Die fünf zentralen Haftungsquellen
| Tatbestand | Norm | Persönliche Haftung? |
|---|---|---|
| Pflichtverletzung gegen die Gesellschaft | § 43 GmbHG | Ja, Gesamtschaden |
| Verspäteter Insolvenzantrag | § 15a InsO | Ja, ggf. strafbar |
| Nicht abgeführte Sozialabgaben (AN-Anteil) | § 266a StGB | Ja, strafbar |
| Steuerhaftung (Lohn-, Umsatzsteuer) | § 69 AO | Ja, persönlich |
| Insolvenzverursachungshaftung | § 64 GmbHG aF / § 15b InsO | Ja |
Die drei Schutzhebel
Erstens, Organisation. Schriftliche Ressortverteilung, regelmäßige Geschäftsführungssitzungen, dokumentierte Beschlüsse. Eine nachgewiesene Ressortverteilung begrenzt die Haftung auf das eigene Ressort, sofern die Überwachungspflicht gegenüber Kollegen eingehalten wird.

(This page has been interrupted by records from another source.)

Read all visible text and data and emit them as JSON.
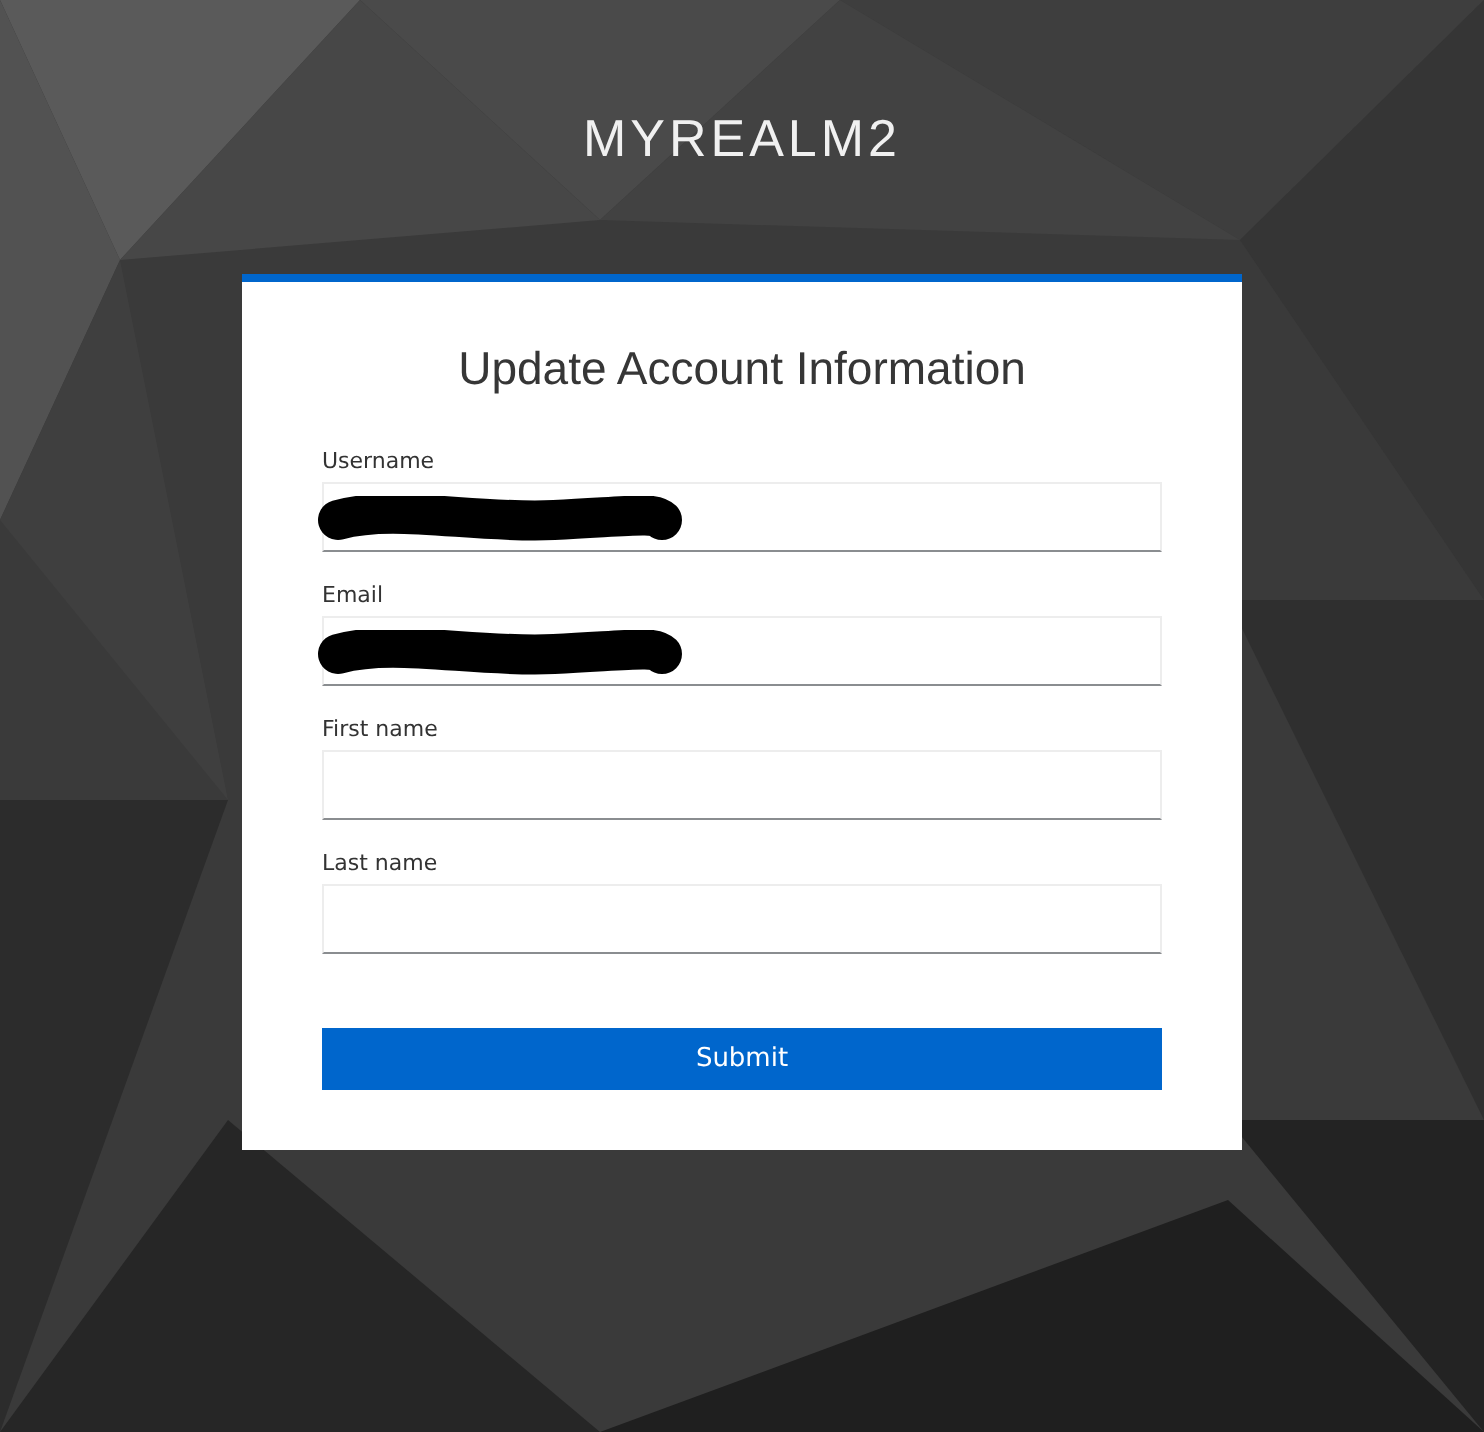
{
  "realm_title": "MYREALM2",
  "form": {
    "heading": "Update Account Information",
    "fields": [
      {
        "label": "Username",
        "redacted": true
      },
      {
        "label": "Email",
        "redacted": true
      },
      {
        "label": "First name",
        "redacted": false
      },
      {
        "label": "Last name",
        "redacted": false
      }
    ],
    "submit": "Submit"
  }
}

Zweitens, Compliance. Einrichtung interner Kontrollen für die Hauptrisikofelder (Steuern, Sozialabgaben, Lieferketten-SorgfaltspflichtenG, Hinweisgeberschutz). Wer ein angemessenes Compliance-System nachweist, entlastet sich nach der ISION-Doktrin des BGH (Urteil vom 20.09.2011, II ZR 234/09) bei Pflichtverletzungen der Mitarbeiter.
Drittens, Versicherung. D&O-Deckungssumme mindestens 1 Mio. EUR, im gehobenen Mittelstand 5 bis 10 Mio. EUR. Selbstbehalt nicht über 10 % der Pflichtversicherungsbestimmung. Achten Sie auf die Nachhaftung von mindestens 3 Jahren und den Ausschluss wissentlicher Pflichtverletzung.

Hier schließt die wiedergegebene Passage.